OTTAWA — Harjit Sajjan has bowed out of an annual fundraising event originally set up for veterans of the war in Afghanistan, an event whose main beneficiaries include military personnel returning from combat.
The embattled defence minister is, however, pressing ahead with a speech Wednesday to members of the Conference of Defence Associations Institute, billed by his department as an update on "the state of Canadian defence."
Defence Minister Harjit Sajjan speaks in the House of Commons in Ottawa on May 2, 2017. (Photo: Adrian Wyld/The Canadian Press)
Sajjan had been scheduled to speak at the 8th annual "To the 'Stan and Back" event Tuesday, but founder Cheri Elliott said she was told a scheduling conflict had arisen and he would not be able to attend.
"The official reason for his not being able to attend is he was asked to be elsewhere at the time. That is what I was told," said Elliott, who is the mother of a serving Canadian Forces member.
The minister spoke at the same event last year, which raises money for service members as well as first responders dealing with PTSD and other psychological trauma.
Sajjan, a former soldier and veteran of the Afghan war, was back in question period Tuesday, where he again met sustained fire for having exaggerated his role in Operation Medusa, a key battle involving the Canadian Forces in Afghanistan in 2006.
NDP wants inquiry into treatment of Afghan detainees
Prime Minister Justin Trudeau stood alongside his embattled defence minister as interim Conservative leader Rona Ambrose picked up where she had left off, again calling for Sajjan's resignation.
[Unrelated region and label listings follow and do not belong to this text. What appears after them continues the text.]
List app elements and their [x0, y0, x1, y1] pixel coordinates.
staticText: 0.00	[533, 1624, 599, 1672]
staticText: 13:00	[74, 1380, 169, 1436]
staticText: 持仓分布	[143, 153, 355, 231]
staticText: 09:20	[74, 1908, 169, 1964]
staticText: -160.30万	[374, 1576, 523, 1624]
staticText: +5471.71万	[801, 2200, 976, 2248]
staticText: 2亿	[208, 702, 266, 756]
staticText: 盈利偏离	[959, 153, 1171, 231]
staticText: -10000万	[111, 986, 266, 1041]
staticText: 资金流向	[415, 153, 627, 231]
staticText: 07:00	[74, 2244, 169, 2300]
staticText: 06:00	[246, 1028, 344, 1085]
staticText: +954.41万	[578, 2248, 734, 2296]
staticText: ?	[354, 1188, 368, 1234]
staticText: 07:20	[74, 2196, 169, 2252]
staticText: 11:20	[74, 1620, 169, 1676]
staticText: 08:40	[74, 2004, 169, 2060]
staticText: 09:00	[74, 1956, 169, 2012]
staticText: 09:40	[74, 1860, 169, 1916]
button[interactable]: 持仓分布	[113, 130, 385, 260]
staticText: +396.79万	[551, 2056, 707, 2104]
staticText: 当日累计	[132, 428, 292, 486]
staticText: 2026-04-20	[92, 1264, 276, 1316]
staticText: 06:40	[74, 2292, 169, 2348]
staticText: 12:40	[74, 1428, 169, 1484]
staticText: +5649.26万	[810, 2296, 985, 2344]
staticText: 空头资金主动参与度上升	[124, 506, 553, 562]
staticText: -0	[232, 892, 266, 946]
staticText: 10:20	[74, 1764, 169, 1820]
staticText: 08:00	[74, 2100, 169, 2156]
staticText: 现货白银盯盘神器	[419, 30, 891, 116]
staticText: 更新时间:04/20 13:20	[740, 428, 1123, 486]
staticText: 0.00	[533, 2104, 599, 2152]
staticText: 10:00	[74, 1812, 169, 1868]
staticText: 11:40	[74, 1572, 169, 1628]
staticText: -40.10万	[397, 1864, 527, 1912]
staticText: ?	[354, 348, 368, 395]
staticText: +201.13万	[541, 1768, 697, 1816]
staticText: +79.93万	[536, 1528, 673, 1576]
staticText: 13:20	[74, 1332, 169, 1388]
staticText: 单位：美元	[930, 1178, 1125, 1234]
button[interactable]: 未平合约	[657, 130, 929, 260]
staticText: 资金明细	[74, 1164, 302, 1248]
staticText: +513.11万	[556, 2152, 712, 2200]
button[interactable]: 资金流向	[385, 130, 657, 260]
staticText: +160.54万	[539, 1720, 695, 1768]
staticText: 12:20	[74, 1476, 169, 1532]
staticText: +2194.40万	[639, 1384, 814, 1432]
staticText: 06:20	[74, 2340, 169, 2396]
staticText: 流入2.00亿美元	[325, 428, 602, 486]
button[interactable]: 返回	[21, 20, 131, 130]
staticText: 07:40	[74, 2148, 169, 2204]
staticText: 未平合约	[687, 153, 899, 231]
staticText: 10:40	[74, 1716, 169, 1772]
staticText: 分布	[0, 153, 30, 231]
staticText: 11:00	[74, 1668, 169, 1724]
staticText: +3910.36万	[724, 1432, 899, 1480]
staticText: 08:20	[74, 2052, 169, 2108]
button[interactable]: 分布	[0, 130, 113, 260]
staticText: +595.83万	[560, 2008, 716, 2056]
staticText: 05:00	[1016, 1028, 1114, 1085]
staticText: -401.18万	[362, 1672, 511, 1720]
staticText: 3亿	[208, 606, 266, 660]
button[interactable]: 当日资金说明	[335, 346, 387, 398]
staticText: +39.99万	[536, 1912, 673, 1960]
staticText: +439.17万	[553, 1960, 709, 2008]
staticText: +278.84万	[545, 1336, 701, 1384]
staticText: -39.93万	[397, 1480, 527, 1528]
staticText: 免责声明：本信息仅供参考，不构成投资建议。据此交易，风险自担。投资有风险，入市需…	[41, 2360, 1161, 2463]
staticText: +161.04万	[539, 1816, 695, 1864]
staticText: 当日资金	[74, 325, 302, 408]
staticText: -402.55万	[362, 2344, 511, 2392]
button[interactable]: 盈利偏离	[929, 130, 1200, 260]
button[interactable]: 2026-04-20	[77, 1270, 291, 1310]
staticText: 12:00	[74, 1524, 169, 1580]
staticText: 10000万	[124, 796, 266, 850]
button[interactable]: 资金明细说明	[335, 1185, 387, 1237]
Ambrose accused Sajjan during question period of having embellished his military record for political gain, while Trudeau praised Sajjan's "exemplary record" as a soldier, police officer and minister.
The prime minister also rebuffed NDP calls to open an inquiry into the treatment of detainees in Afghanistan, which Sajjan had earlier refused.
The partisan bickering on Tuesday extended beyond question period, as the Liberals pushed back a so-called opposition day that they had promised to the Conservatives for Thursday.
Conservative House leader Candice Bergen accused the government of postponing the opposition day until next week to avoid a full day of questions about Sajjan's comments and conduct.
'The minister of defence has to resign'
Central to that would have been a non-binding motion the Tories say they intended to table and which would have seen MPs vote on whether they still had confidence in the defence minister.
"The minister of defence has to resign, and this is a motion that would have forced the prime minister and the minister of defence to address this," Bergen said.
"It would have been all day on Thursday, and instead they're running scared."
Government House Leader Bardish Chagger, however, said the scheduled opposition day had to be postponed because more time was needed this week to debate a bill that would implement the budget.
"There's a slight tweaking taking place in the calendar because we do need to debate certain pieces of legislation," she said.
Meanwhile, a watchdog group that tracks military imposters says many veterans are still upset with Sajjan despite his apology Monday, but that Ambrose went to far in accusing him of "stolen valour."